И они вошли в небольшой зал с окнами, доверху закрашенными белой краской. Вдоль стен и посередине на трех столах лежали тела. Всего пятеро.
— У этих потерпевших аналогичные повреждения: переломы, множественные ушибы, черепно- мозговые травмы, обильные кровотечения. Вот у этого, этого и этого обнаружены разрывы внутренних органов, переломы ребер и размозжение тканей лица, — пояснил высокий мужчина, один из судмедэкспертов.
— У меня вопрос, — глухо сказал Турецкий. — Характерны ли эти телесные повреждения для тех, что наносятся в толпе и давке?
— Разумеется, — ответил другой эксперт. — И хотя у большинства смерть наступила в результате множественных повреждений, мы можем с высокой степенью вероятности утверждать, что вот эти, номер четвертый и пятый, погибли вследствие ударов по голове твердыми тупыми предметами, вероятно все-таки дубинками, и в результате падений.
— Все потерпевшие опознаны? — спросил Данилов.
— К настоящему моменту почти все. У четверых в одежде обнаружены личные документы. А вот этот, номер второй, сотрудник ОМОНа Иванчук, семьдесят седьмого года рождения, скончался в больнице вследствие проникающего ранения в плевральную область грудной клетки колющего орудия, видимо заточки. Так что, как понимаете, схватка была нешуточная.

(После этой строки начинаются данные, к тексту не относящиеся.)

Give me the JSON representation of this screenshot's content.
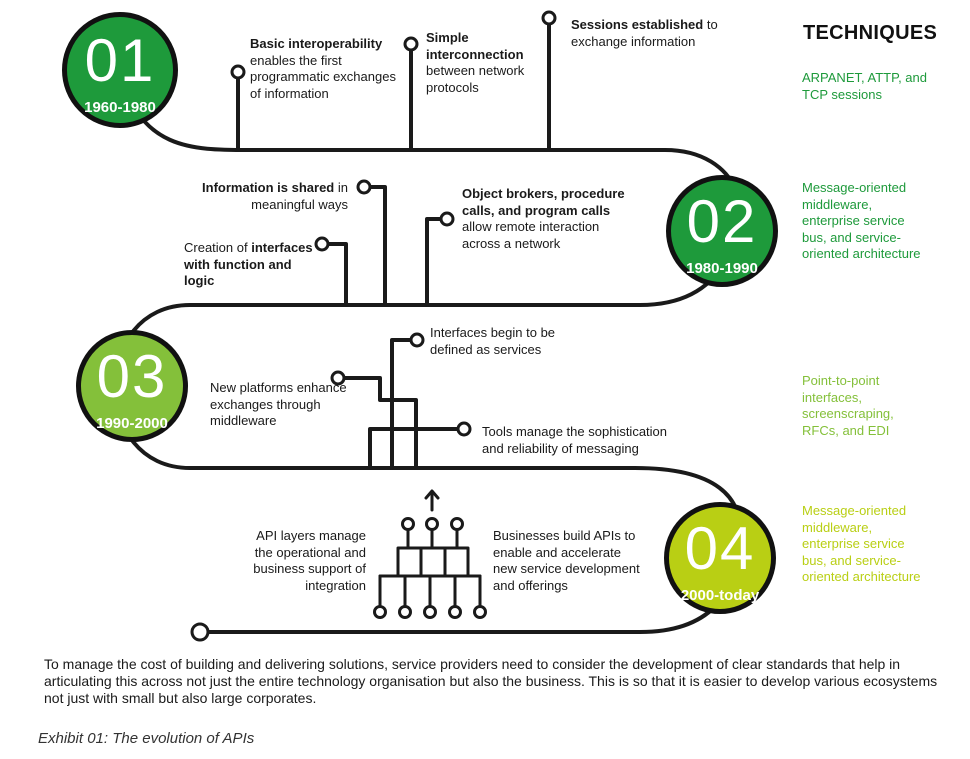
{
  "techniques_heading": "TECHNIQUES",
  "eras": [
    {
      "number": "01",
      "years": "1960-1980",
      "color": "#1e9a3b",
      "techniques": "ARPANET, ATTP, and TCP sessions",
      "tech_color": "#1e9a3b"
    },
    {
      "number": "02",
      "years": "1980-1990",
      "color": "#1e9a3b",
      "techniques": "Message-oriented middleware, enterprise service bus, and service-oriented architecture",
      "tech_color": "#1e9a3b"
    },
    {
      "number": "03",
      "years": "1990-2000",
      "color": "#84c03a",
      "techniques": "Point-to-point interfaces, screenscraping, RFCs, and EDI",
      "tech_color": "#84c03a"
    },
    {
      "number": "04",
      "years": "2000-today",
      "color": "#b9cf14",
      "techniques": "Message-oriented middleware, enterprise service bus, and service-oriented architecture",
      "tech_color": "#b9cf14"
    }
  ],
  "milestones": {
    "m1_bold": "Basic interoperability",
    "m1_text": "enables the first programmatic exchanges of information",
    "m2_bold": "Simple interconnection",
    "m2_text": "between network protocols",
    "m3_bold": "Sessions established",
    "m3_text": "to exchange information",
    "m4_bold": "Information is shared",
    "m4_text": "in meaningful ways",
    "m5_pre": "Creation of",
    "m5_bold": "interfaces with function and logic",
    "m6_bold": "Object brokers, procedure calls, and program calls",
    "m6_text": "allow remote interaction across a network",
    "m7_text": "Interfaces begin to be defined as services",
    "m8_text": "New platforms enhance exchanges through middleware",
    "m9_text": "Tools manage the sophistication and reliability of messaging",
    "m10_text": "API layers manage the operational and business support of integration",
    "m11_text": "Businesses build APIs to enable and accelerate new service development and offerings"
  },
  "caption": "To manage the cost of building and delivering solutions, service providers need to consider the development of clear standards that help in articulating this across not just the entire technology organisation but also the business. This is so that it is easier to develop various ecosystems not just with small but also large corporates.",
  "exhibit": "Exhibit 01: The evolution of APIs",
  "colors": {
    "line": "#1a1a1a",
    "era_dark": "#1e9a3b",
    "era_mid": "#84c03a",
    "era_light": "#b9cf14"
  }
}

— Ну а это, — они подошли к столу, на котором лежало тело светловолосого мужчины лет тридцати, — ну а это как раз труп Русакова Владимира
Михайловича, лидера общественно-политического движения «Гражданское действие». Поступил без документов, но его тут все знали.
— Так, — кивнул Турецкий, — обстоятельства и причины его гибели меня интересуют в первую очередь. Вы же знаете, что поднялось в городе в связи с его смертью на площади. Все газеты только об этом и пишут. Прошу описать все, что вам удалось установить, максимально подробно. И еще попросил бы господ экспертов в актах судебно-медицинских исследований трупов изложить все детали точно и подробно.

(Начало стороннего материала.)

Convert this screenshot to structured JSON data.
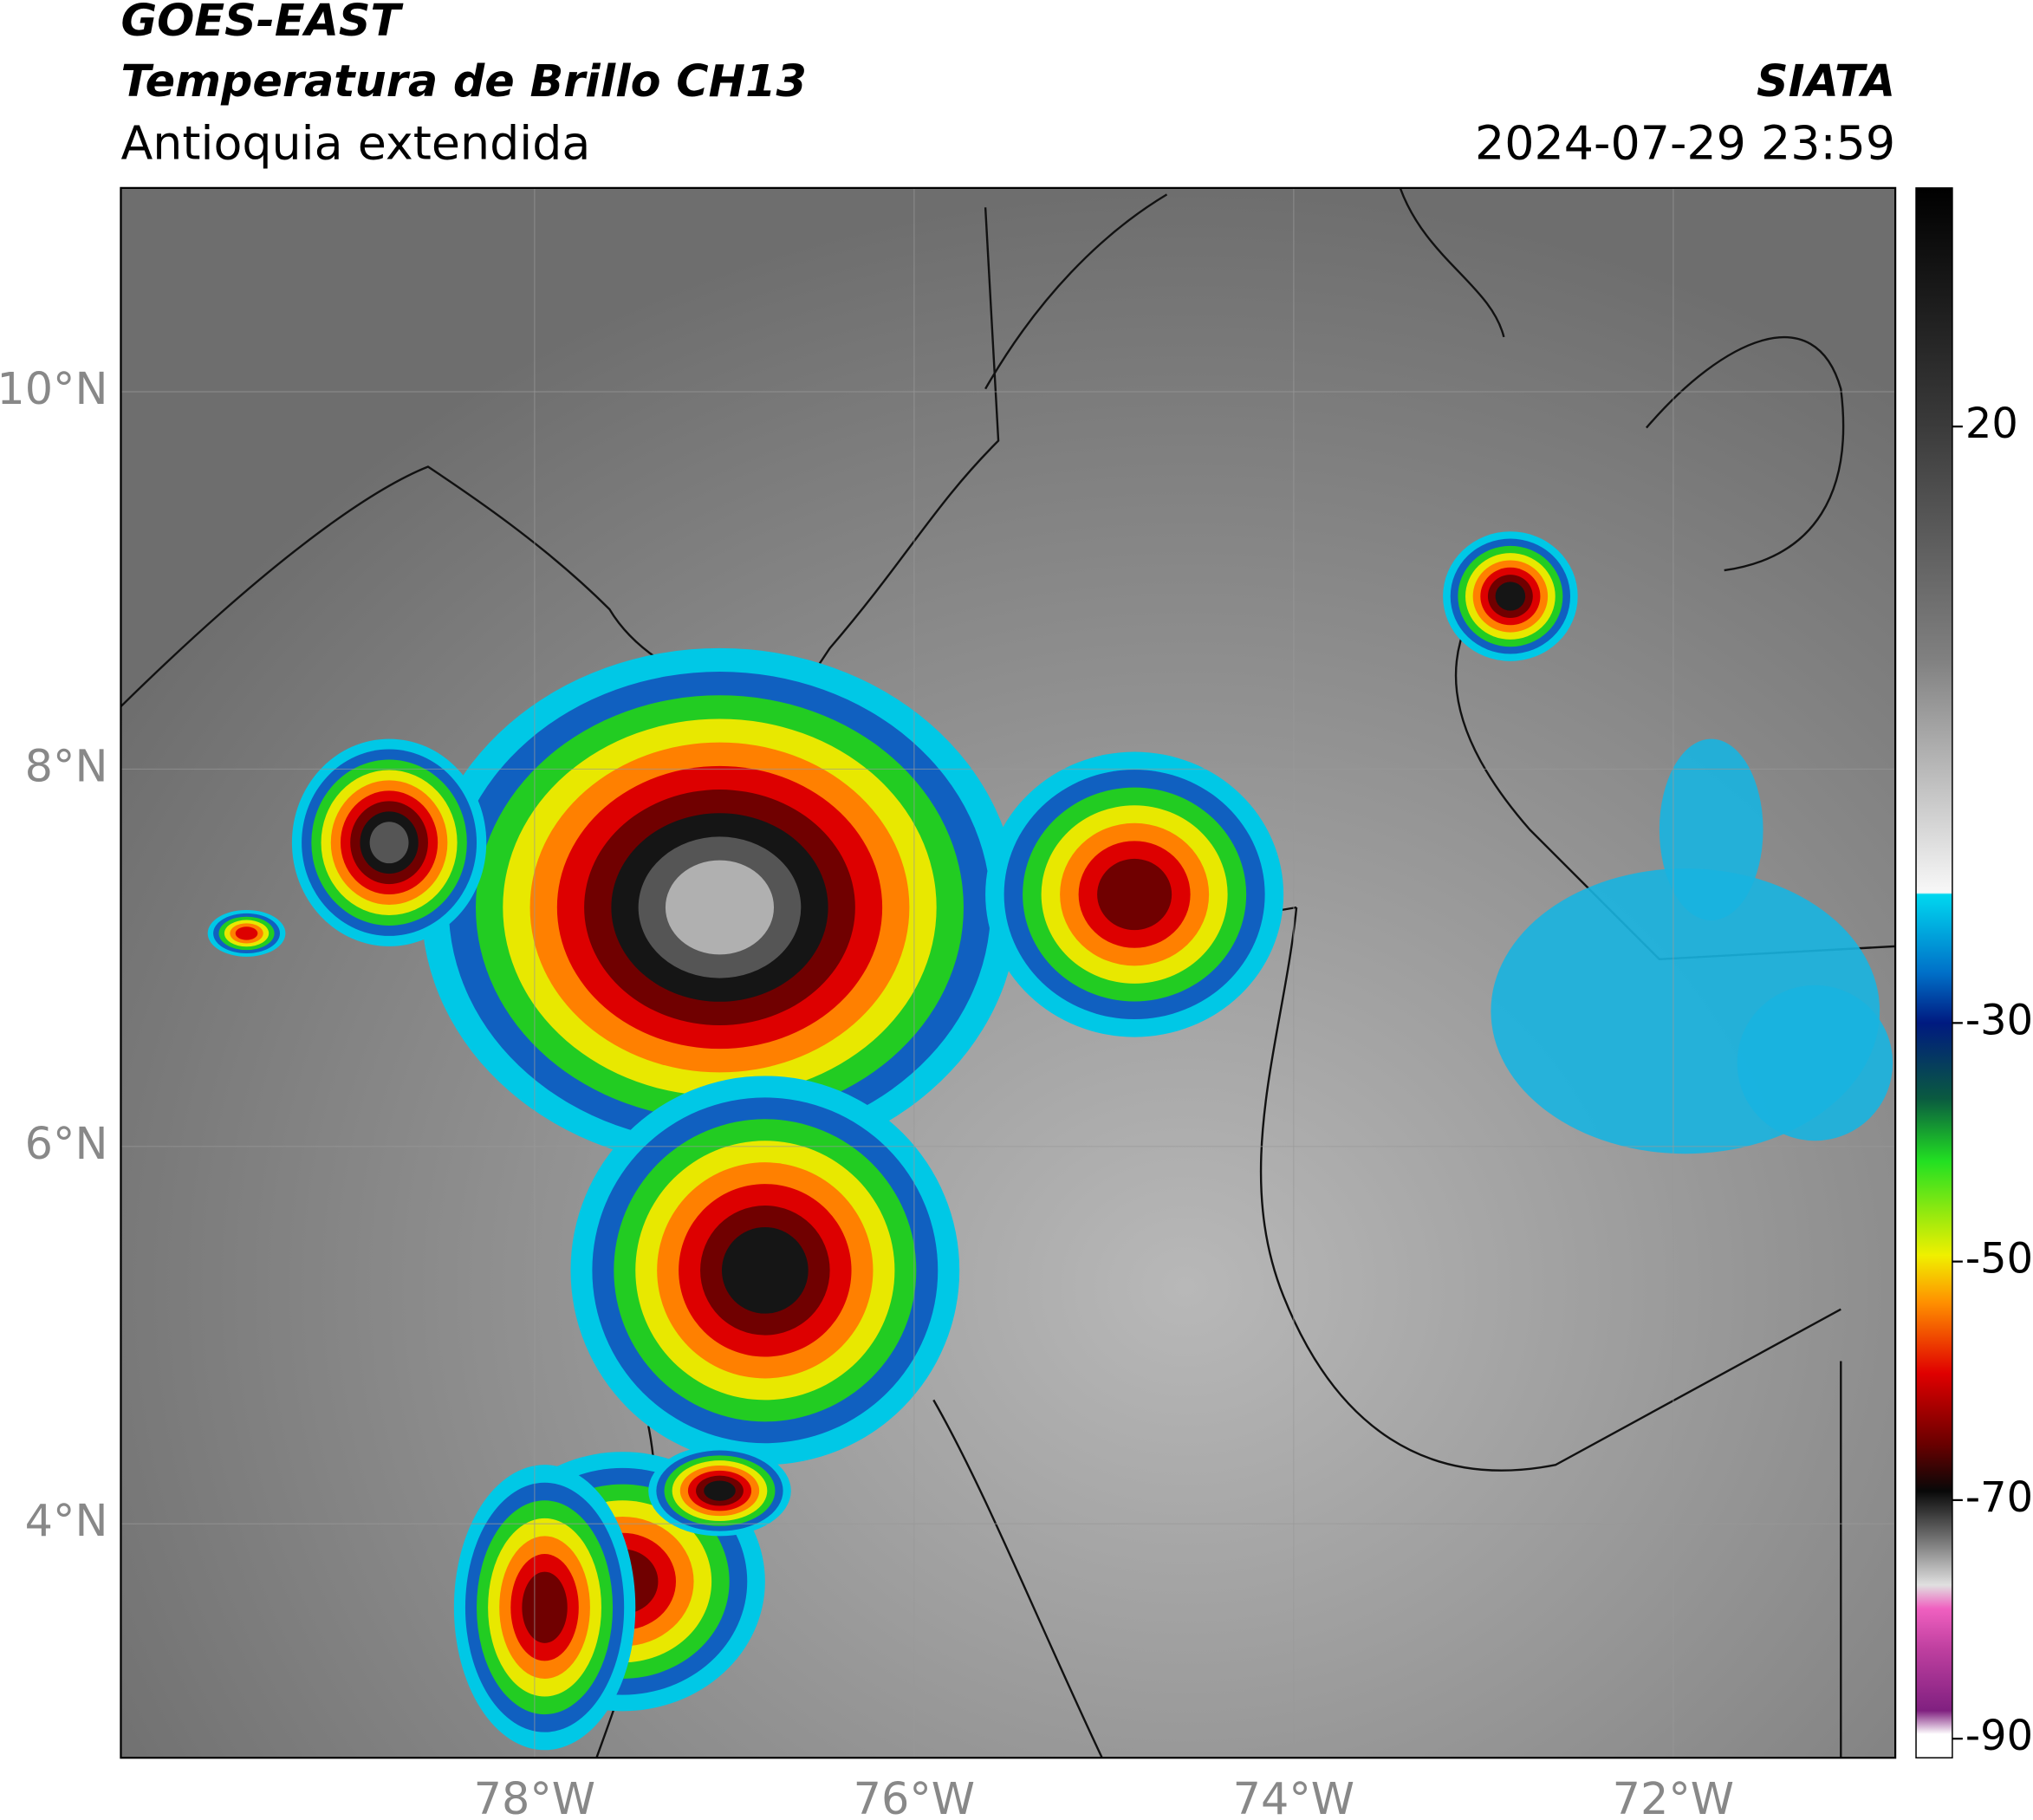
{
  "header": {
    "line1": "GOES-EAST",
    "line2": "Temperatura de Brillo CH13",
    "line3": "Antioquia extendida",
    "source": "SIATA",
    "datetime": "2024-07-29 23:59"
  },
  "map": {
    "lonlim": [
      -80.18,
      -70.83
    ],
    "latlim": [
      2.76,
      11.08
    ],
    "lon_ticks": [
      {
        "value": -78,
        "label": "78°W"
      },
      {
        "value": -76,
        "label": "76°W"
      },
      {
        "value": -74,
        "label": "74°W"
      },
      {
        "value": -72,
        "label": "72°W"
      }
    ],
    "lat_ticks": [
      {
        "value": 10,
        "label": "10°N"
      },
      {
        "value": 8,
        "label": "8°N"
      },
      {
        "value": 6,
        "label": "6°N"
      },
      {
        "value": 4,
        "label": "4°N"
      }
    ]
  },
  "colorbar": {
    "lim": [
      -91.6,
      40
    ],
    "ticks": [
      20,
      -30,
      -50,
      -70,
      -90
    ]
  }
}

— Мы исходили из тех же посылок, — сказал заведующий бюро судмедэкспертизы области. — И здесь мы действительно столкнулись с медицинскими фактами, позволяющими утверждать, что имело место целенаправленное физическое устранение с намерением дальнейшего сокрытия убийства посредством создания впечатления, что убитый получил множественные несовместимые с жизнью повреждения в результате давки. Я могу твердо заявить, что налицо признаки убийства, исполненного достаточно грубо, но... надежно.

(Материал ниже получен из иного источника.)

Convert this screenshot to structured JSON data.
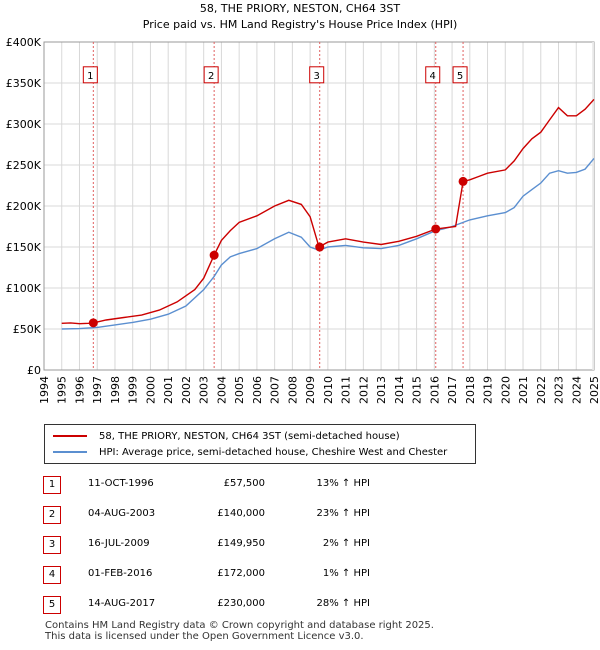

— Все это в высшей степени важно, — заметил Турецкий. — Это может пролить свет на множество прочих обстоятельств, связанных с этими событиями. Насколько мне известно, Русаков был одним из ведущих деятелей оппозиции регионального масштаба.
— Если не просто ведущим, — добавил высокий эксперт. — Он пользовался в городе огромной популярностью, и авторитет его, в отличие от большинства других демократов, неуклонно повышался. Так что...
— Итак, — прервал его другой эксперт, низенький толстячок, — Русакову был нанесен смертельный удар сзади тонким, остро заточенным, колющим предметом. В результате этого проникающего ранения были повреждены: левое легкое, крупные сосуды сердечной сорочки и собственно сердце. Смерть наступила мгновенно.